O sonho de Lula, como o de Chávez, era reeleger-se indefinidamente, mas, como nos dois casos, a opinião pública repeliu-lhes a pretensão, devem estar ambos maquinando que golpe dar para continuar no trono. Por entender que o Brasil não é a Venezuela, Lula agirá com cautela e, se não houver jeito, jogará tudo para fazer o sucessor. É, aliás, o que já está fazendo.
Mas quem é o seu candidato à sucessão? Uns dizem que é a Dilma Rousseff, outros que é Marta Suplicy, mas ninguém sabe ao certo; possivelmente, nem o próprio Lula, para quem o candidato de fato teria que ser ele mesmo.
Na verdade, Lula sabe que vive um momento decisivo de sua carreira política. Por essa razão mesmo, inventou o PAC, que serve duplamente a seus propósitos: põe-lhe nas mãos bilhões de reais, que lhe permitem aliciar políticos de todas as tendências, ao mesmo tempo em que lhe possibilita estar no palanque, todos os dias, em todos os cantos do país, atacando os adversários e se promovendo. Desse modo, joga com duas possibilidades: ou tornar-se candidato por clamor do povo, ou assegurar a eleição do candidato que venha a apoiar.
Mas por que digo que este é um momento crucial para ele? Porque deixar o governo, no seu caso, é quase uma deposição, já que, a seu juízo, só com ele na presidência da República o povo estará de fato no poder. E há o outro lado da questão: o candidato que deveria substituí-lo tem de ser do PT e de nenhum outro partido. Esta é uma condição "sine qua non". E não é difícil entender, uma vez que esse seria o único modo possível de ele, Lula, continuar mandando e assegurar sua volta ao governo em 2014. E, se efetivamente pensa assim, pensa certo. Alguém pensa que um presidente do PMDB ou mesmo do PSB iria preparar o caminho para a volta de Lula à presidência da República? Jamais. Todos os partidos, em uníssono, odeiam o PT, querem se livrar dele e de sua arrogância (um exemplo é o dossiê da Dilma). E Lula é o PT. Por isso, querem todos vê-lo pelas costas.

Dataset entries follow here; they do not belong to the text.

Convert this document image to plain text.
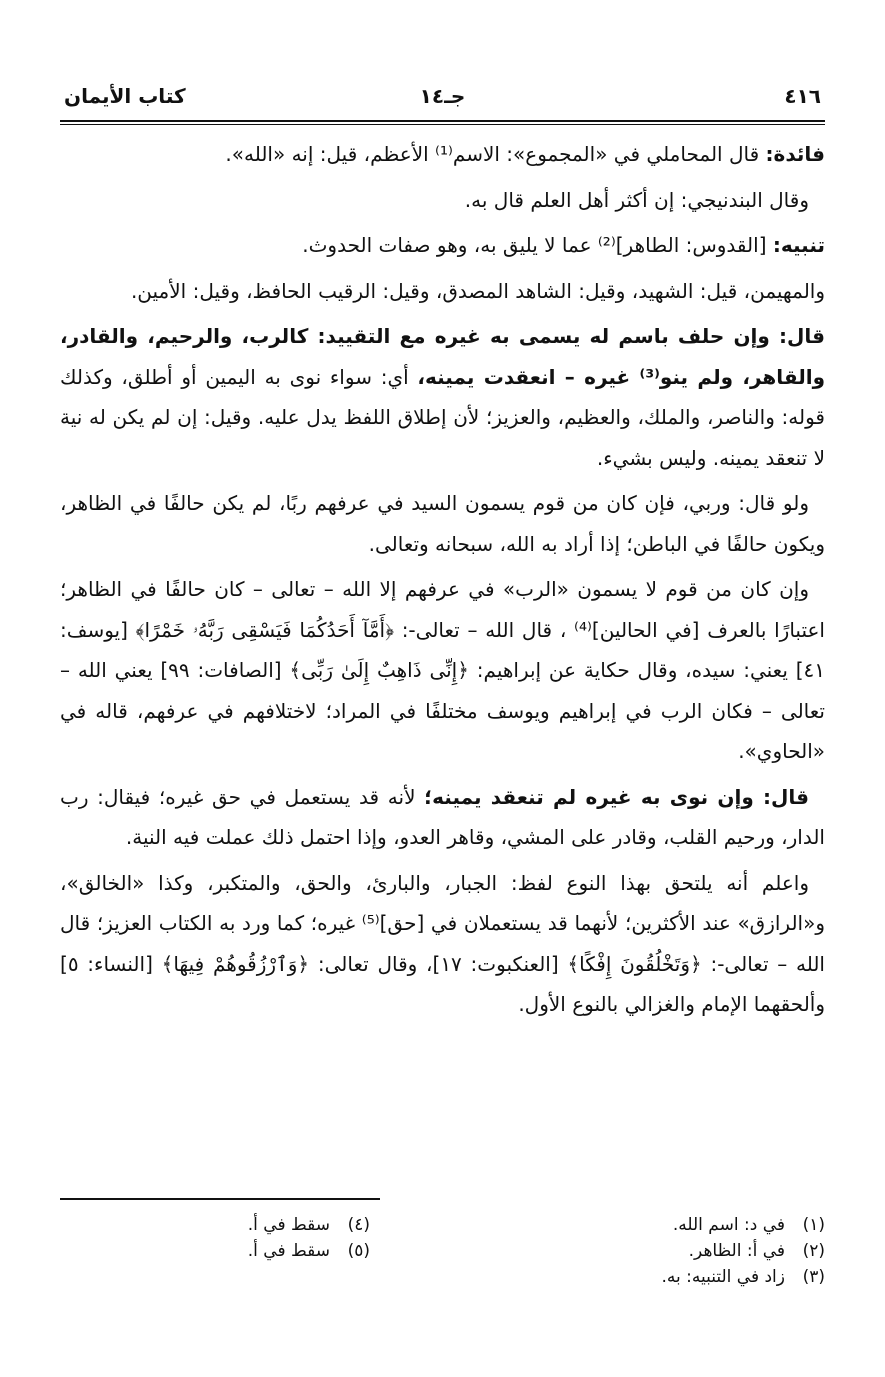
٤١٦
جـ١٤
كتاب الأيمان

فائدة: قال المحاملي في «المجموع»: الاسم⁽¹⁾ الأعظم، قيل: إنه «الله».

وقال البندنيجي: إن أكثر أهل العلم قال به.

تنبيه: [القدوس: الطاهر]⁽²⁾ عما لا يليق به، وهو صفات الحدوث.

والمهيمن، قيل: الشهيد، وقيل: الشاهد المصدق، وقيل: الرقيب الحافظ، وقيل: الأمين.

قال: وإن حلف باسم له يسمى به غيره مع التقييد: كالرب، والرحيم، والقادر، والقاهر، ولم ينو⁽³⁾ غيره – انعقدت يمينه، أي: سواء نوى به اليمين أو أطلق، وكذلك قوله: والناصر، والملك، والعظيم، والعزيز؛ لأن إطلاق اللفظ يدل عليه. وقيل: إن لم يكن له نية لا تنعقد يمينه. وليس بشيء.

ولو قال: وربي، فإن كان من قوم يسمون السيد في عرفهم ربًا، لم يكن حالفًا في الظاهر، ويكون حالفًا في الباطن؛ إذا أراد به الله، سبحانه وتعالى.

وإن كان من قوم لا يسمون «الرب» في عرفهم إلا الله – تعالى – كان حالفًا في الظاهر؛ اعتبارًا بالعرف [في الحالين]⁽⁴⁾ ، قال الله – تعالى-: ﴿أَمَّآ أَحَدُكُمَا فَيَسْقِى رَبَّهُۥ خَمْرًا﴾ [يوسف: ٤١] يعني: سيده، وقال حكاية عن إبراهيم: ﴿إِنِّى ذَاهِبٌ إِلَىٰ رَبِّى﴾ [الصافات: ٩٩] يعني الله – تعالى – فكان الرب في إبراهيم ويوسف مختلفًا في المراد؛ لاختلافهم في عرفهم، قاله في «الحاوي».

قال: وإن نوى به غيره لم تنعقد يمينه؛ لأنه قد يستعمل في حق غيره؛ فيقال: رب الدار، ورحيم القلب، وقادر على المشي، وقاهر العدو، وإذا احتمل ذلك عملت فيه النية.

واعلم أنه يلتحق بهذا النوع لفظ: الجبار، والبارئ، والحق، والمتكبر، وكذا «الخالق»، و«الرازق» عند الأكثرين؛ لأنهما قد يستعملان في [حق]⁽⁵⁾ غيره؛ كما ورد به الكتاب العزيز؛ قال الله – تعالى-: ﴿وَتَخْلُقُونَ إِفْكًا﴾ [العنكبوت: ١٧]، وقال تعالى: ﴿وَٱرْزُقُوهُمْ فِيهَا﴾ [النساء: ٥] وألحقهما الإمام والغزالي بالنوع الأول.

(١)في د: اسم الله.
(٢)في أ: الظاهر.
(٣)زاد في التنبيه: به.
(٤)سقط في أ.
(٥)سقط في أ.
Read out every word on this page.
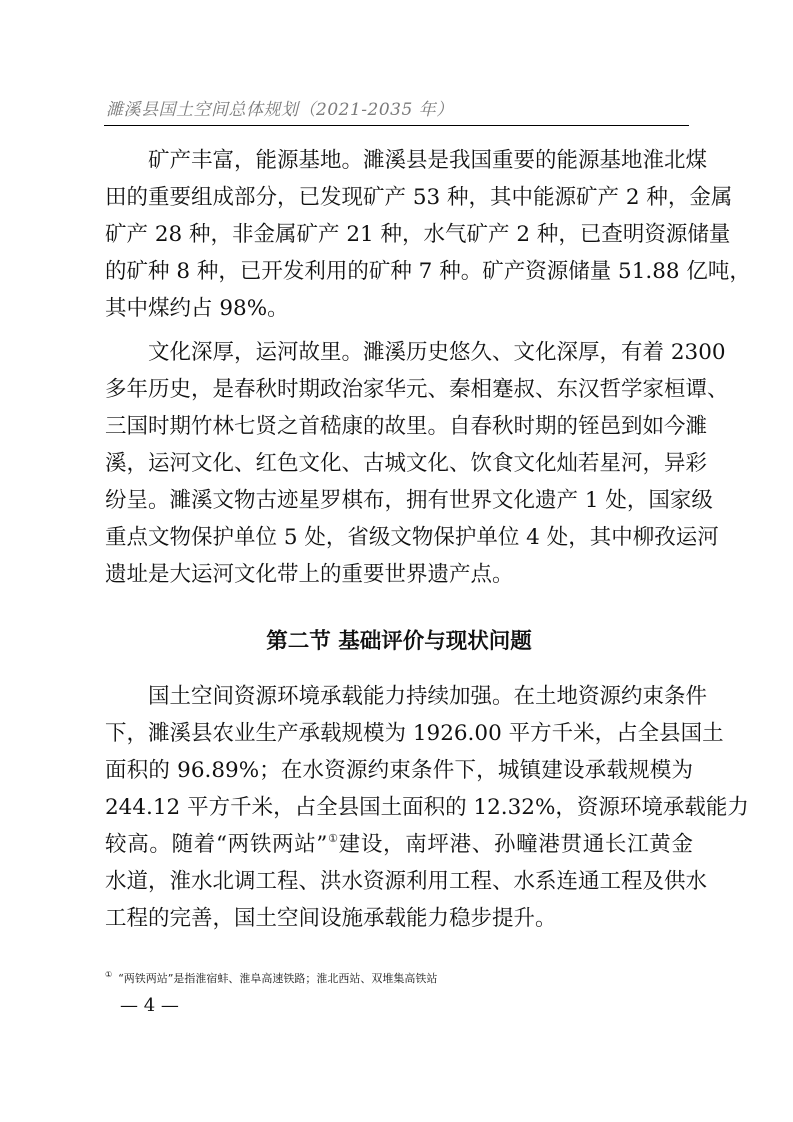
濉溪县国土空间总体规划（2021-2035 年）
矿产丰富，能源基地。濉溪县是我国重要的能源基地淮北煤
田的重要组成部分，已发现矿产 53 种，其中能源矿产 2 种，金属
矿产 28 种，非金属矿产 21 种，水气矿产 2 种，已查明资源储量
的矿种 8 种，已开发利用的矿种 7 种。矿产资源储量 51.88 亿吨，
其中煤约占 98%。
文化深厚，运河故里。濉溪历史悠久、文化深厚，有着 2300
多年历史，是春秋时期政治家华元、秦相蹇叔、东汉哲学家桓谭、
三国时期竹林七贤之首嵇康的故里。自春秋时期的铚邑到如今濉
溪，运河文化、红色文化、古城文化、饮食文化灿若星河，异彩
纷呈。濉溪文物古迹星罗棋布，拥有世界文化遗产 1 处，国家级
重点文物保护单位 5 处，省级文物保护单位 4 处，其中柳孜运河
遗址是大运河文化带上的重要世界遗产点。
第二节 基础评价与现状问题
国土空间资源环境承载能力持续加强。在土地资源约束条件
下，濉溪县农业生产承载规模为 1926.00 平方千米，占全县国土
面积的 96.89%；在水资源约束条件下，城镇建设承载规模为
244.12 平方千米，占全县国土面积的 12.32%，资源环境承载能力
较高。随着“两铁两站”①建设，南坪港、孙疃港贯通长江黄金
水道，淮水北调工程、洪水资源利用工程、水系连通工程及供水
工程的完善，国土空间设施承载能力稳步提升。
① “两铁两站”是指淮宿蚌、淮阜高速铁路；淮北西站、双堆集高铁站
— 4 —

Mas se, na pior e mais provável das hipóteses, o sucessor de Lula for do PSDB? Já imaginou o frio que corre pela espinha de Lula e dos petistas ao pensar nisso? Pode alguém retrucar: mas o PSDB tampouco conta com a simpatia dos demais partidos. É verdade, mas o risco é menor: ele aceita o jogo democrático.